Impoundments—again to be found in the United States—refer to executive impoundment of funds authorized by the legislature.
Rescissions as a technique is found in the United States and refers to proposals by the President for repeal of the previously enacted provisions.
Impoundments—again to be found in the United States—refer to executive impoundment of funds authorized by the legislature.
It is a common experience that most governments are endowed with powers to reduce expenditures, although such powers are somewhat more straitjacketed where legislative involvement in the budgetmaking is greater. In a British commonwealth country, reductions in expenditure can be undertaken by the executive. In the U.S. type system, the President did have the power to impound outlays approved by the legislature, if so desired, for purposes of achieving fiscal balance in the economy. This was, however, altered after the introduction of the Congressional Budget procedures in 1974. In other countries, notably in the Federal Republic of Germany and France, where powers were lacking, appropriate delegated authority was given during recent years. For example, under the Economic Growth and Stability Act 1967, the German Finance Minister was empowered to freeze the use of certain funds, the commencement of construction work, and commitments for expenditures for subsequent financial years. He can also place limits on borrowing by Laender (state) governments. Certain other types of expenditure could be incurred only with the prior approval of the Finance Minister. In France, another technique (which is a reversion of the cyclical equalization reserves in Germany noted earlier) was experimented with in the late 1960s and was abandoned after a few years of experience. Under this procedure, the Government froze part of the investment authorizations and set them aside in funds for action (fonds d'action conjuncturelle). The funds, so separated, could be activated when there was a need to stimulate demand. In developing countries, finance ministries generally have powers to issue directives, abandon programs, or reduce outlays.

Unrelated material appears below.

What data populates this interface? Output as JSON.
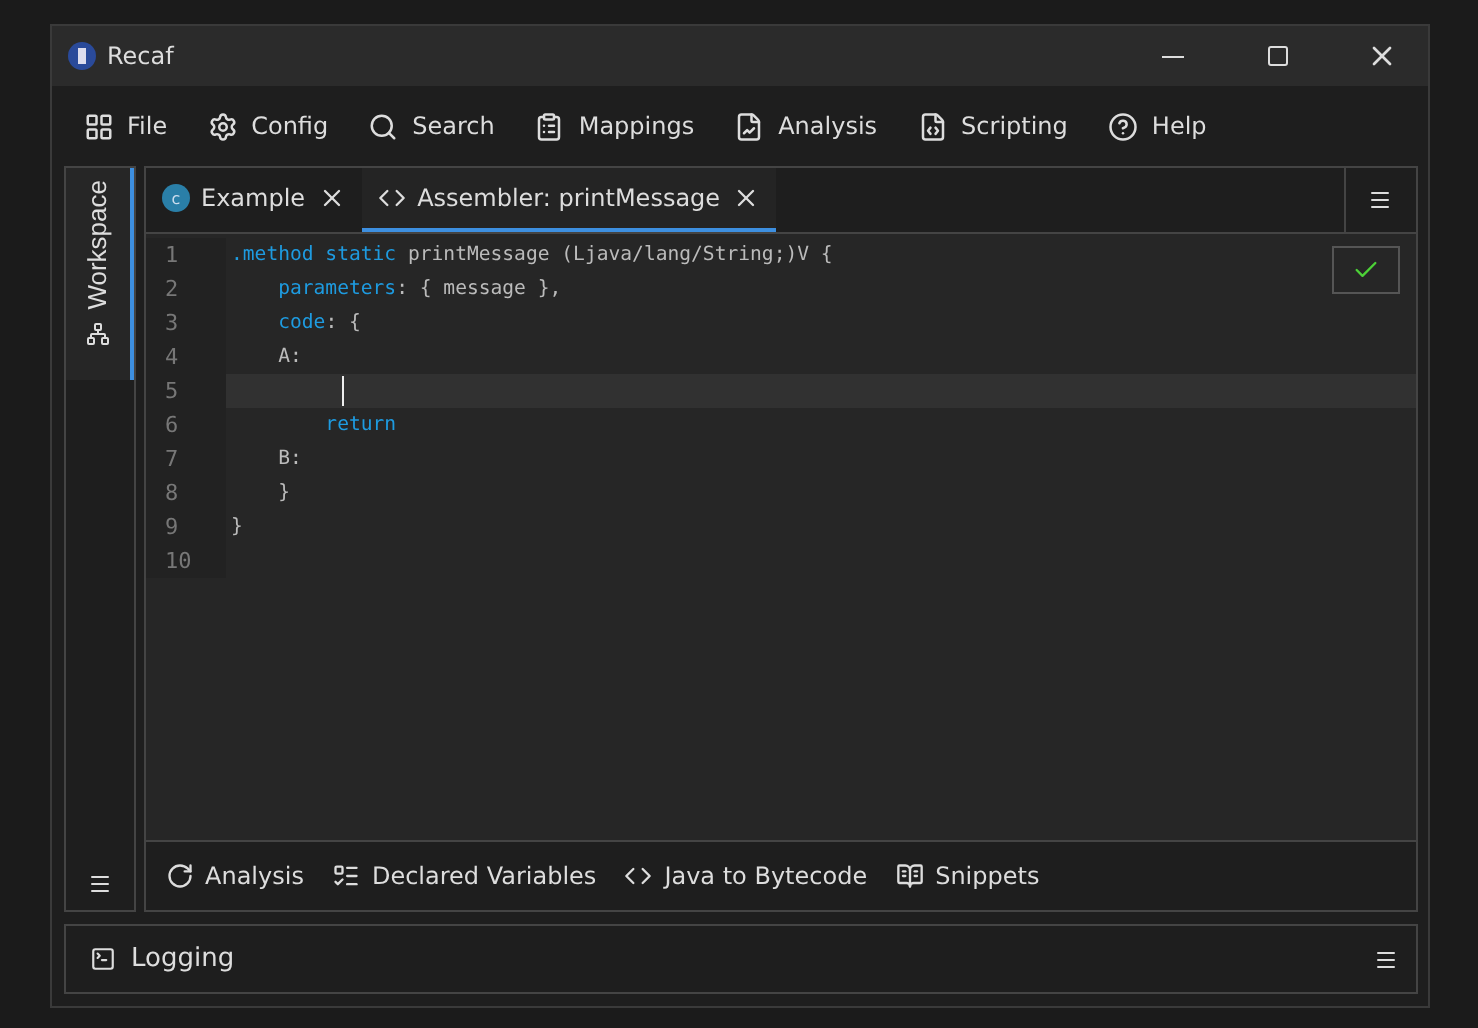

A common technique (variously known as an emergency brake or meat axe budgeting) used by governments is across-the-board cuts; this technique implies that all expenditures are treated equally.23 Over the years the use of the approach of across-the-board cuts has gained adherents and those who are strongly critical of the method. Among those who support it the technique is considered to be a fairly simple operation, it implies a fair share of adjustment to all, and it will bring a new level of equilibrium from which expenditures may grow. Implicit in this approach is the belief that there is a degree of slack in the existing level of operations, which, if removed, would not in any way reduce the efficiency of expenditures. Also implicit is a faith that somehow, once the shock is administered, things will work out largely through the working of the invisible hand. To the critics the technique is a negation of all budgeting and the manifestation of a refusal to admit realities. The simplicity of administration of the technique is deceptive and works adversely against spending agencies that have been provided with reduced allocations to begin with. The fair share thesis is also considered to be inappropriate. As the Plowden Committee reported “if any increase or decrease is required in the total Government expenditure, therefore, the only sensible course is to decide to treat the Departments unequally.”24 Also, to the extent there is a slack, it is most likely that its incidence will be more differential than uniform. Given that the impact of inflation on the finances of departments is not uniform, it is difficult to perceive that equal reductions in expenditure would be a solution. The more significant impact of across-the-board cuts implies, at least in the perception of the public, that quick cuts can be made, although in reality nothing is being reduced but only partly postponed. Moreover, in the practical world, use of across-the-board cuts may degenerate into centralized financial controls that tend to work in arbitrary, uncertain, ad hoc, and personal ways.25 The alternative to this is specific sector cuts, which imply the selection of programs that can be and need to be cut.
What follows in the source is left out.